During the 1982–83 academic year, Baraka was a visiting professor at Columbia University, where he taught a course entitled “Black Women and Their Fictions.” In 1984 he became a full professor at Rutgers University, but was subsequently denied tenure. In 1985, Baraka returned to Stony Brook, eventually becoming professor emeritus of African Studies. In 1987, together with Maya Angelou and Toni Morrison, he was a speaker at the commemoration ceremony for James Baldwin. In 1989 Baraka won an American Book Award for his works as well as a Langston Hughes Award. In 1990 he co-authored the autobiography of Quincy Jones, and 1998 was a supporting actor in Warren Beatty’s film Bulworth. In 1996, Baraka contributed to the AIDS benefit album Offbeat: A Red Hot Soundtrip produced by the Red Hot Organization.

In July 2002, Baraka was named Poet Laureate of New Jersey by Governor Jim McGreevey. Baraka held the post for a year mired in controversy and after substantial political pressure and public outrage demanding his resignation. During the Geraldine R. Dodge Poetry Festival in Stanhope, New Jersey, Baraka read his 2001 poem on the September 11th attacks “Somebody Blew Up America?”, which was criticized for anti-Semitism and attacks on public figures.
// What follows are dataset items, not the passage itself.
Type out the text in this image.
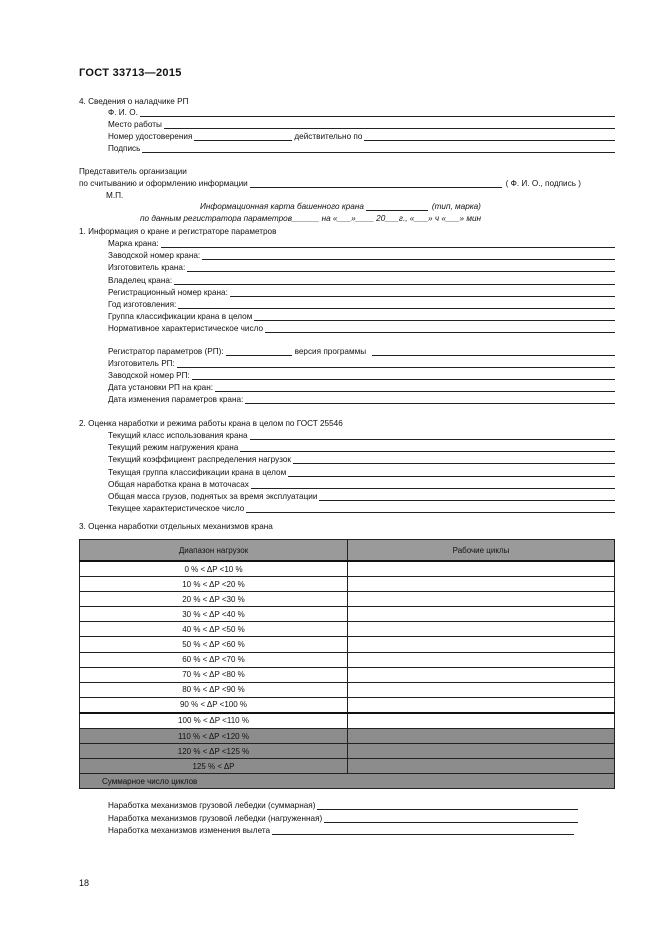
ГОСТ 33713—2015
4. Сведения о наладчике РП
Ф. И. О.
Место работы
Номер удостоверения	действительно по
Подпись
Представитель организации
по считыванию и оформлению информации	( Ф. И. О., подпись )
М.П.
Информационная карта башенного крана	(тип, марка)
по данным регистратора параметров______ на «___»____ 20___г., «___» ч «___» мин
1. Информация о кране и регистраторе параметров
Марка крана:
Заводской номер крана:
Изготовитель крана:
Владелец крана:
Регистрационный номер крана:
Год изготовления:
Группа классификации крана в целом
Нормативное характеристическое число
Регистратор параметров (РП):	версия программы
Изготовитель РП:
Заводской номер РП:
Дата установки РП на кран:
Дата изменения параметров крана:
2. Оценка наработки и режима работы крана в целом по ГОСТ 25546
Текущий класс использования крана
Текущий режим нагружения крана
Текущий коэффициент распределения нагрузок
Текущая группа классификации крана в целом
Общая наработка крана в моточасах
Общая масса грузов, поднятых за время эксплуатации
Текущее характеристическое число
3. Оценка наработки отдельных механизмов крана
Диапазон нагрузок	Рабочие циклы
0 % < ΔP <10 %	
10 % < ΔP <20 %	
20 % < ΔP <30 %	
30 % < ΔP <40 %	
40 % < ΔP <50 %	
50 % < ΔP <60 %	
60 % < ΔP <70 %	
70 % < ΔP <80 %	
80 % < ΔP <90 %	
90 % < ΔP <100 %	
100 % < ΔP <110 %	
110 % < ΔP <120 %	
120 % < ΔP <125 %	
125 % < ΔP	
Суммарное число циклов	
Наработка механизмов грузовой лебедки (суммарная)
Наработка механизмов грузовой лебедки (нагруженная)
Наработка механизмов изменения вылета
18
Because there was no mechanism in the law to remove Baraka from the post, the position of state poet laureate was officially abolished by the State Legislature and Governor McGreevey.

Baraka collaborated with hip-hop group The Roots on the song “Something in the Way of Things (In Town)” on their 2002 album Phrenology.

In 2002, scholar Molefi Kete Asante included Amiri Baraka on his list of 100 Greatest African Americans.

In 2003, Baraka’s daughter Shani, aged 31, and her lesbian partner, Rayshon Homes, were murdered in the home of Shani’s sister, Wanda Wilson Pasha, by Pasha’s ex-husband, James Coleman. Prosecutors argued that Coleman shot Shani because she had helped her sister separate from her husband. A New Jersey jury found Coleman (also known as Ibn El-Amin Pasha) guilty of murdering Shani Baraka and Rayshon Holmes, and he was sentenced to 168 years in prison for the 2003 shooting.

Amiri Baraka died on January 9, 2014, at Beth Israel Medical Center in Newark, New Jersey, after being hospitalized in the facility’s intensive care unit for one month prior to his death. The cause of death was not reported initially, but it is mentioned that Baraka had a long struggle with diabetes. Later reports indicated that he died from complications after a recent surgery. Baraka’s funeral was held at Newark Symphony Hall on January 18, 2014.